Lisa Brankin, managing director of Ford of Britain and Ireland, expressed regret over the decision, stating, “This is not something anyone wants to do, and I appreciate the significant impact it will have on our employees.”
Ford currently employs 5,300 people in the UK, and the government has requested that the company share its full plans in order to help mitigate the impact.
The cuts, which will account for 15% of Ford’s workforce, will mainly affect administrative and product development roles. While Ford’s Dagenham and Halewood factories remain protected, six other sites across the UK, including a major research and development center in Dunton, Essex, and a parts distribution center in Daventry, could be affected.
This restructuring follows a round of job cuts in March 2023 when Ford announced the loss of 1,300 jobs, primarily at its Dunton site.
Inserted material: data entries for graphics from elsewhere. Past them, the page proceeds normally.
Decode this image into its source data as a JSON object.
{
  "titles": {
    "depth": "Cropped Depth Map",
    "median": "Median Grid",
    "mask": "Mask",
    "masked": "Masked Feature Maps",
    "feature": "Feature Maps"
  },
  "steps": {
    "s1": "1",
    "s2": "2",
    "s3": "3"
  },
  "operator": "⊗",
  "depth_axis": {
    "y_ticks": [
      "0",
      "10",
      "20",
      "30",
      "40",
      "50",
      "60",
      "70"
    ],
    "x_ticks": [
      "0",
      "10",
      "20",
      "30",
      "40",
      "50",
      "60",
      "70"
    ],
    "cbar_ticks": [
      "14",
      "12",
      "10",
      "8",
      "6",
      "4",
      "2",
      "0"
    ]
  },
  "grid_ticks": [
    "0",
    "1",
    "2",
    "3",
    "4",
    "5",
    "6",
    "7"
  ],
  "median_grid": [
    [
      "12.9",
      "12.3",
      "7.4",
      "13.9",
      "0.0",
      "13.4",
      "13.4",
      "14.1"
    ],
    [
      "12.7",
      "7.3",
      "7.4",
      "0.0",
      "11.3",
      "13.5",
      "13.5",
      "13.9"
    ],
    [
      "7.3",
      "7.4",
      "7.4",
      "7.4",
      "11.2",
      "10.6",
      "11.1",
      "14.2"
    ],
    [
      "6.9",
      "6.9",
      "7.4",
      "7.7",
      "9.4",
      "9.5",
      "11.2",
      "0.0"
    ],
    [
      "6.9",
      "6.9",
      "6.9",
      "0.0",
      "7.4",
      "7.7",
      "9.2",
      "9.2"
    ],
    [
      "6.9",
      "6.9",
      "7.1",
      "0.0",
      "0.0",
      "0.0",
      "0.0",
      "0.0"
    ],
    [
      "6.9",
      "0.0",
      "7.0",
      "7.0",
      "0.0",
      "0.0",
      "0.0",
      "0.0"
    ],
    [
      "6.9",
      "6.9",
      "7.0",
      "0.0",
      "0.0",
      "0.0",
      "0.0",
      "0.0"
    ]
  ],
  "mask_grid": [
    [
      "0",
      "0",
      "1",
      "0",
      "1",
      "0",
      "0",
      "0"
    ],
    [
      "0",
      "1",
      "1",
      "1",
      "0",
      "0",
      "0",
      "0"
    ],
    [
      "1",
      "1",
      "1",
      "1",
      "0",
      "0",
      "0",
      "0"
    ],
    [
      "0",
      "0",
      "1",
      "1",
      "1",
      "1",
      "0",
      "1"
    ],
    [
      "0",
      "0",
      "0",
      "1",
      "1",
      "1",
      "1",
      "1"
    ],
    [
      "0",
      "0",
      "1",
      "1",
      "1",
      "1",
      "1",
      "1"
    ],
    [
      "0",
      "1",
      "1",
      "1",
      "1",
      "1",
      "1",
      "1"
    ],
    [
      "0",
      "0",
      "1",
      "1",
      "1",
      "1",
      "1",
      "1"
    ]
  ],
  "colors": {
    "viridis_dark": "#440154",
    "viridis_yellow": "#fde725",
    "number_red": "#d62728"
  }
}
The new cuts come at a time when European car manufacturers, including Volkswagen, Mercedes Benz, and BMW, are facing mounting pressures from high energy costs, increased competition from Chinese manufacturers, and weaker-than-expected demand for electric vehicles.
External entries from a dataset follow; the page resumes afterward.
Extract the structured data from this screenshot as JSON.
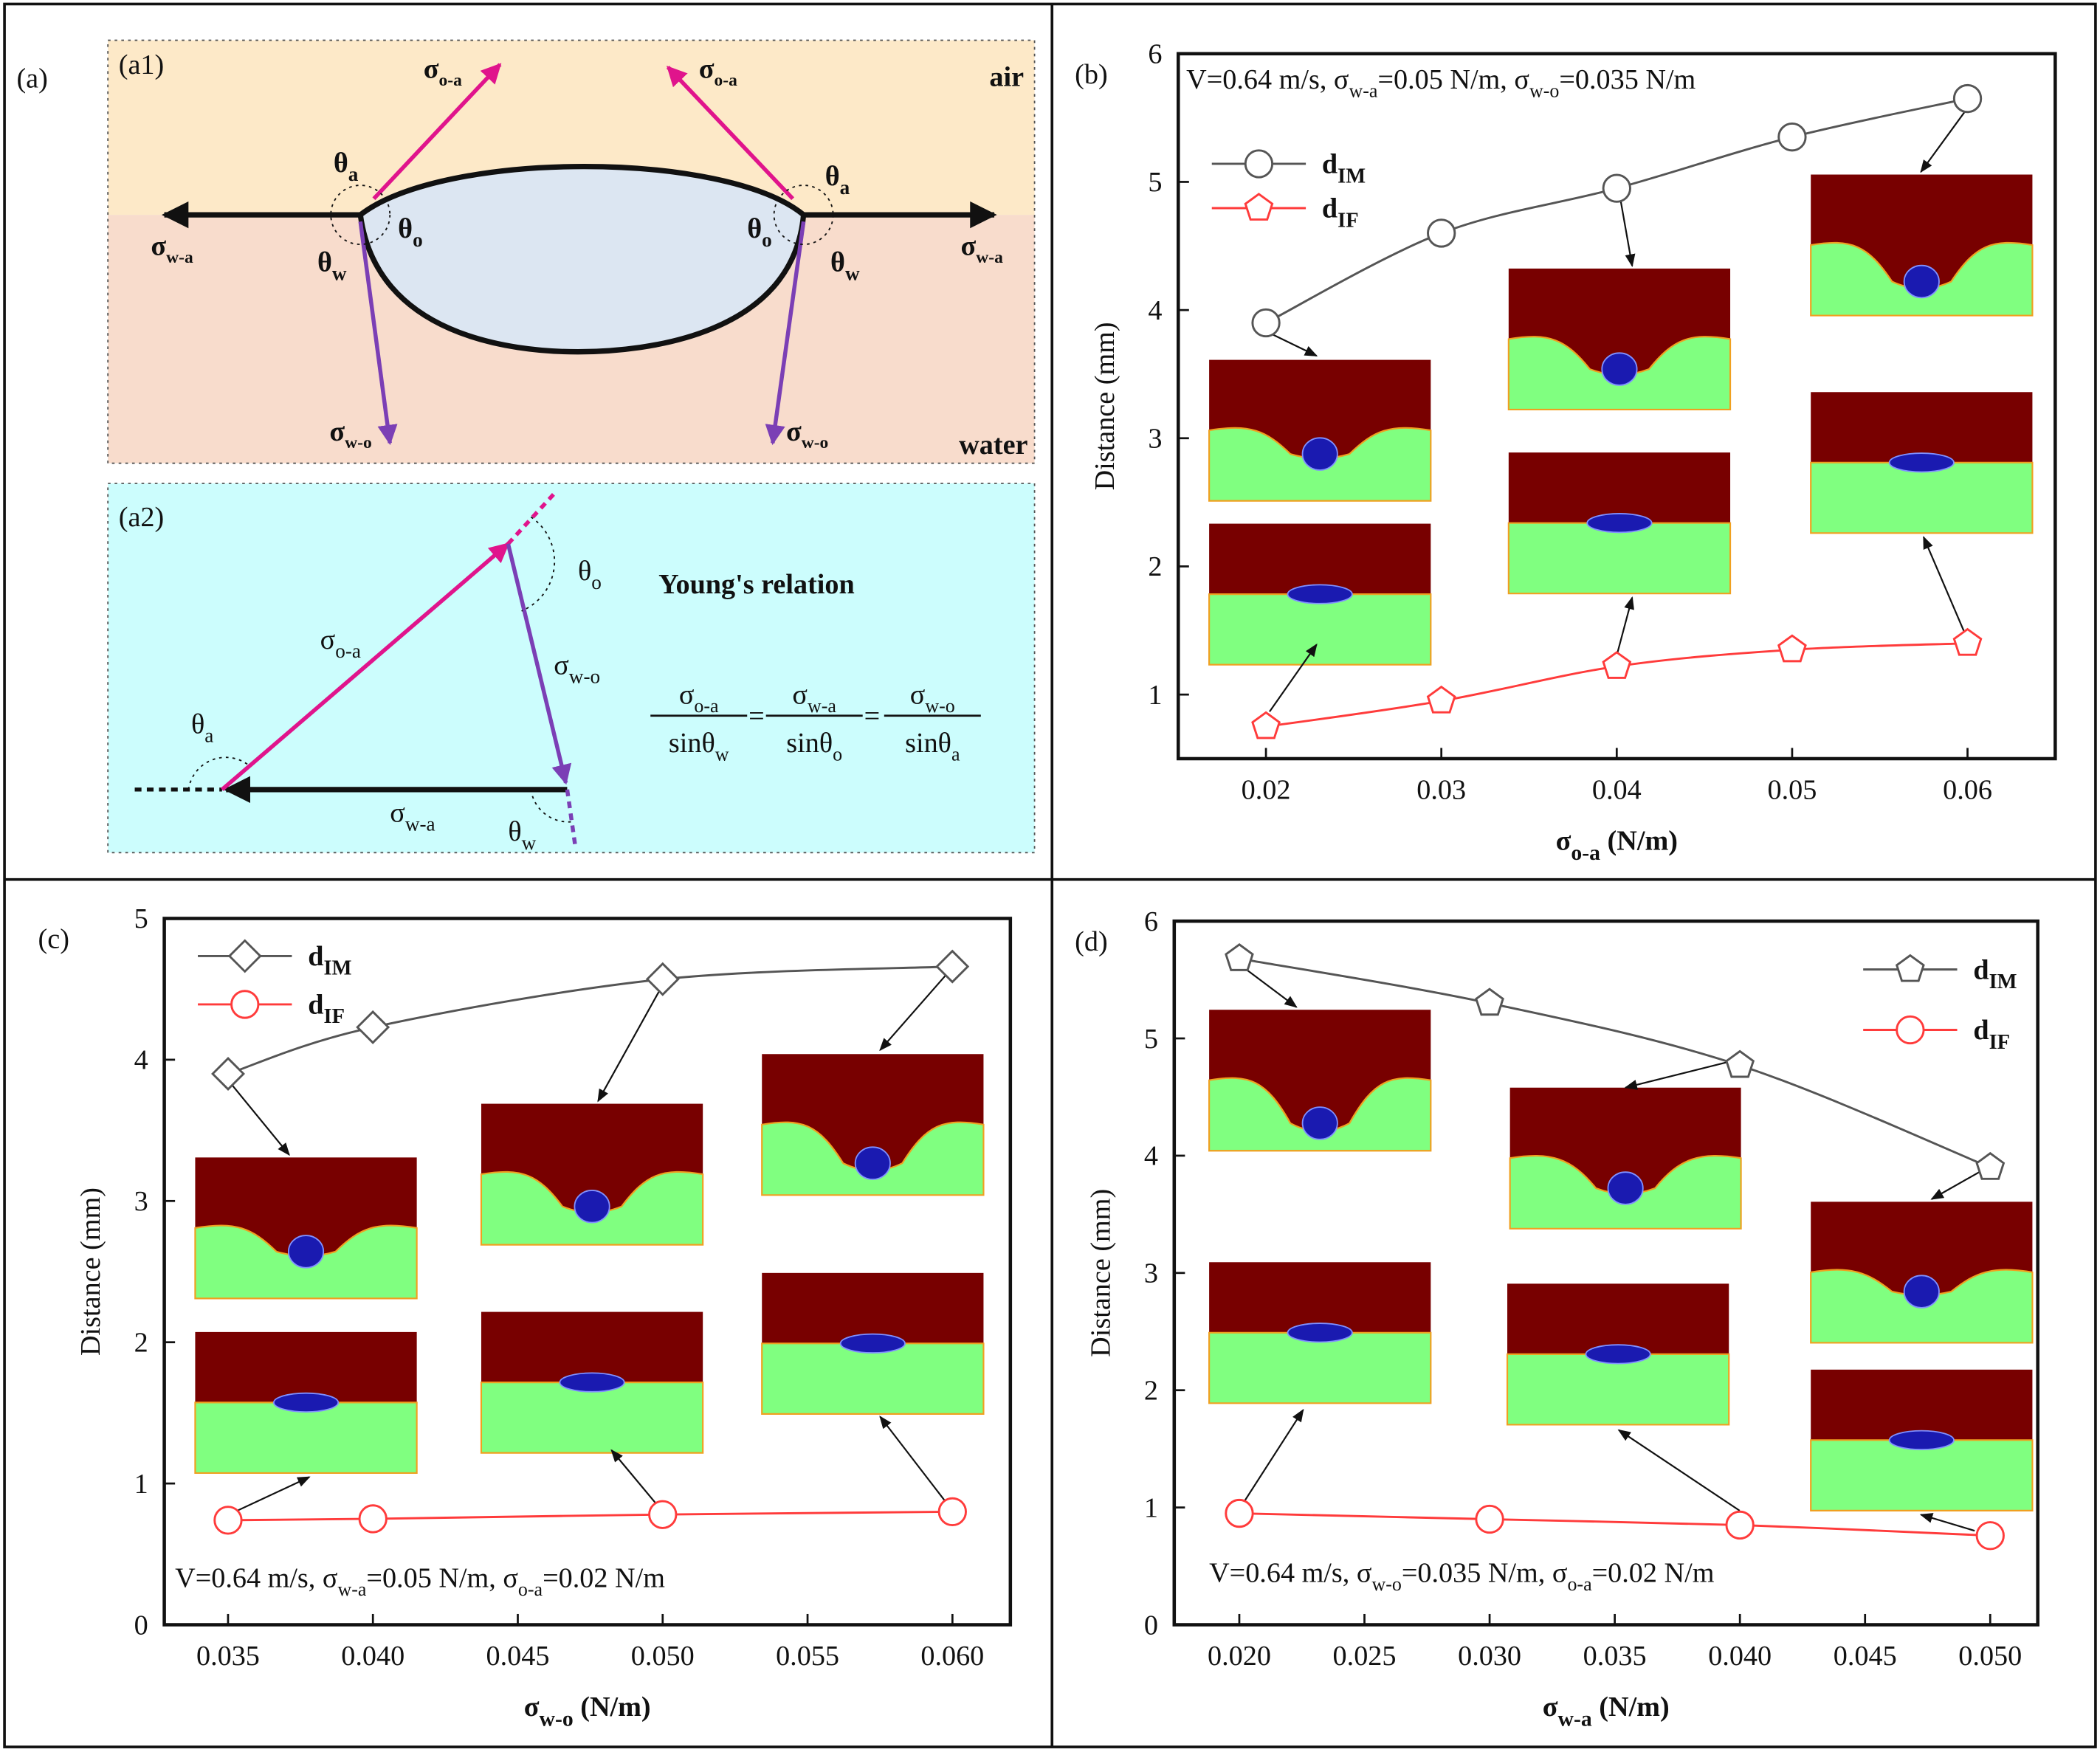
{
  "diagram": {
    "panel_label": "(a)",
    "sub1_label": "(a1)",
    "sub2_label": "(a2)",
    "air": "air",
    "water": "water",
    "labels": [
      {
        "base": "σ",
        "sub": "o-a"
      },
      {
        "base": "σ",
        "sub": "o-a"
      },
      {
        "base": "σ",
        "sub": "w-a"
      },
      {
        "base": "σ",
        "sub": "w-a"
      },
      {
        "base": "σ",
        "sub": "w-o"
      },
      {
        "base": "σ",
        "sub": "w-o"
      },
      {
        "base": "θ",
        "sub": "a"
      },
      {
        "base": "θ",
        "sub": "a"
      },
      {
        "base": "θ",
        "sub": "o"
      },
      {
        "base": "θ",
        "sub": "o"
      },
      {
        "base": "θ",
        "sub": "w"
      },
      {
        "base": "θ",
        "sub": "w"
      },
      {
        "base": "σ",
        "sub": "o-a"
      },
      {
        "base": "σ",
        "sub": "w-o"
      },
      {
        "base": "σ",
        "sub": "w-a"
      },
      {
        "base": "θ",
        "sub": "a"
      },
      {
        "base": "θ",
        "sub": "o"
      },
      {
        "base": "θ",
        "sub": "w"
      }
    ],
    "relation_title": "Young's relation",
    "formula": {
      "operator": "=",
      "terms": [
        {
          "num": {
            "base": "σ",
            "sub": "o-a"
          },
          "den": {
            "base": "sinθ",
            "sub": "w"
          }
        },
        {
          "num": {
            "base": "σ",
            "sub": "w-a"
          },
          "den": {
            "base": "sinθ",
            "sub": "o"
          }
        },
        {
          "num": {
            "base": "σ",
            "sub": "w-o"
          },
          "den": {
            "base": "sinθ",
            "sub": "a"
          }
        }
      ]
    }
  },
  "chart_data": [
    {
      "type": "line",
      "panel_label": "(b)",
      "x": [
        0.02,
        0.03,
        0.04,
        0.05,
        0.06
      ],
      "series": [
        {
          "name": "d",
          "name_sub": "IM",
          "color": "#555555",
          "marker": "circle",
          "values": [
            3.9,
            4.6,
            4.95,
            5.35,
            5.65
          ]
        },
        {
          "name": "d",
          "name_sub": "IF",
          "color": "#ff3b3b",
          "marker": "pentagon",
          "values": [
            0.75,
            0.95,
            1.22,
            1.35,
            1.4
          ]
        }
      ],
      "xlim": [
        0.015,
        0.065
      ],
      "ylim": [
        0.5,
        6
      ],
      "xticks": [
        0.02,
        0.03,
        0.04,
        0.05,
        0.06
      ],
      "yticks": [
        1,
        2,
        3,
        4,
        5,
        6
      ],
      "xlabel": {
        "base": "σ",
        "sub": "o-a",
        "text": " (N/m)"
      },
      "ylabel": "Distance (mm)",
      "legend": "upper left",
      "annotation": [
        {
          "text": "V=0.64 m/s, "
        },
        {
          "text": "σ"
        },
        {
          "text": "w-a",
          "sub": true
        },
        {
          "text": "=0.05 N/m, "
        },
        {
          "text": "σ"
        },
        {
          "text": "w-o",
          "sub": true
        },
        {
          "text": "=0.035 N/m"
        }
      ]
    },
    {
      "type": "line",
      "panel_label": "(c)",
      "x": [
        0.035,
        0.04,
        0.05,
        0.06
      ],
      "series": [
        {
          "name": "d",
          "name_sub": "IM",
          "color": "#555555",
          "marker": "diamond",
          "values": [
            3.9,
            4.23,
            4.57,
            4.66
          ]
        },
        {
          "name": "d",
          "name_sub": "IF",
          "color": "#ff3b3b",
          "marker": "circle",
          "values": [
            0.74,
            0.75,
            0.78,
            0.8
          ]
        }
      ],
      "xlim": [
        0.0328,
        0.062
      ],
      "ylim": [
        0,
        5
      ],
      "xticks": [
        0.035,
        {
          "value": 0.04,
          "label": "0.040"
        },
        0.045,
        {
          "value": 0.05,
          "label": "0.050"
        },
        0.055,
        {
          "value": 0.06,
          "label": "0.060"
        }
      ],
      "yticks": [
        0,
        1,
        2,
        3,
        4,
        5
      ],
      "xlabel": {
        "base": "σ",
        "sub": "w-o",
        "text": " (N/m)"
      },
      "ylabel": "Distance (mm)",
      "legend": "upper left",
      "annotation": [
        {
          "text": "V=0.64 m/s, "
        },
        {
          "text": "σ"
        },
        {
          "text": "w-a",
          "sub": true
        },
        {
          "text": "=0.05 N/m, "
        },
        {
          "text": "σ"
        },
        {
          "text": "o-a",
          "sub": true
        },
        {
          "text": "=0.02 N/m"
        }
      ]
    },
    {
      "type": "line",
      "panel_label": "(d)",
      "x": [
        0.02,
        0.03,
        0.04,
        0.05
      ],
      "series": [
        {
          "name": "d",
          "name_sub": "IM",
          "color": "#555555",
          "marker": "pentagon",
          "values": [
            5.68,
            5.3,
            4.77,
            3.9
          ]
        },
        {
          "name": "d",
          "name_sub": "IF",
          "color": "#ff3b3b",
          "marker": "circle",
          "values": [
            0.95,
            0.9,
            0.85,
            0.76
          ]
        }
      ],
      "xlim": [
        0.0174,
        0.0519
      ],
      "ylim": [
        0,
        6
      ],
      "xticks": [
        {
          "value": 0.02,
          "label": "0.020"
        },
        0.025,
        {
          "value": 0.03,
          "label": "0.030"
        },
        0.035,
        {
          "value": 0.04,
          "label": "0.040"
        },
        0.045,
        {
          "value": 0.05,
          "label": "0.050"
        }
      ],
      "yticks": [
        0,
        1,
        2,
        3,
        4,
        5,
        6
      ],
      "xlabel": {
        "base": "σ",
        "sub": "w-a",
        "text": " (N/m)"
      },
      "ylabel": "Distance (mm)",
      "legend": "upper right",
      "annotation": [
        {
          "text": "V=0.64 m/s, "
        },
        {
          "text": "σ"
        },
        {
          "text": "w-o",
          "sub": true
        },
        {
          "text": "=0.035 N/m, "
        },
        {
          "text": "σ"
        },
        {
          "text": "o-a",
          "sub": true
        },
        {
          "text": "=0.02 N/m"
        }
      ]
    }
  ]
}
As the automotive industry struggles with these challenges, Ford is also navigating its shift toward a more upmarket position, moving away from mass manufacturing of affordable vehicles like the Fiesta, which was discontinued last year.
In addition to the UK cuts, Ford plans to eliminate 2,900 jobs in Germany and 300 more across other European countries. Meanwhile, the UK government faces mounting pressure from the car industry over its Zero Emission Vehicle (ZEV) Mandate, which requires car manufacturers to ensure that at least 22% of cars sold are zero-emission by this year, with that percentage rising to 80% by 2030.
Some manufacturers argue that the pace of the ZEV Mandate is too rapid and that demand for electric vehicles is not yet sufficient to meet these targets, leading to unsustainable discounts. Calls are being made for the government to relax the quotas or provide greater incentives for electric vehicle purchases, as well as assurances that adequate charging infrastructure will be in place.
However, Vicky Read, CEO of the charging firm Charge UK, believes that weakening the mandate would be a mistake. “The government must hold its nerve and support policies that are clearly working,” she said.
A government spokesperson confirmed their commitment to working closely with the industry to ensure the success of the 2030 transition deadline for electric vehicles.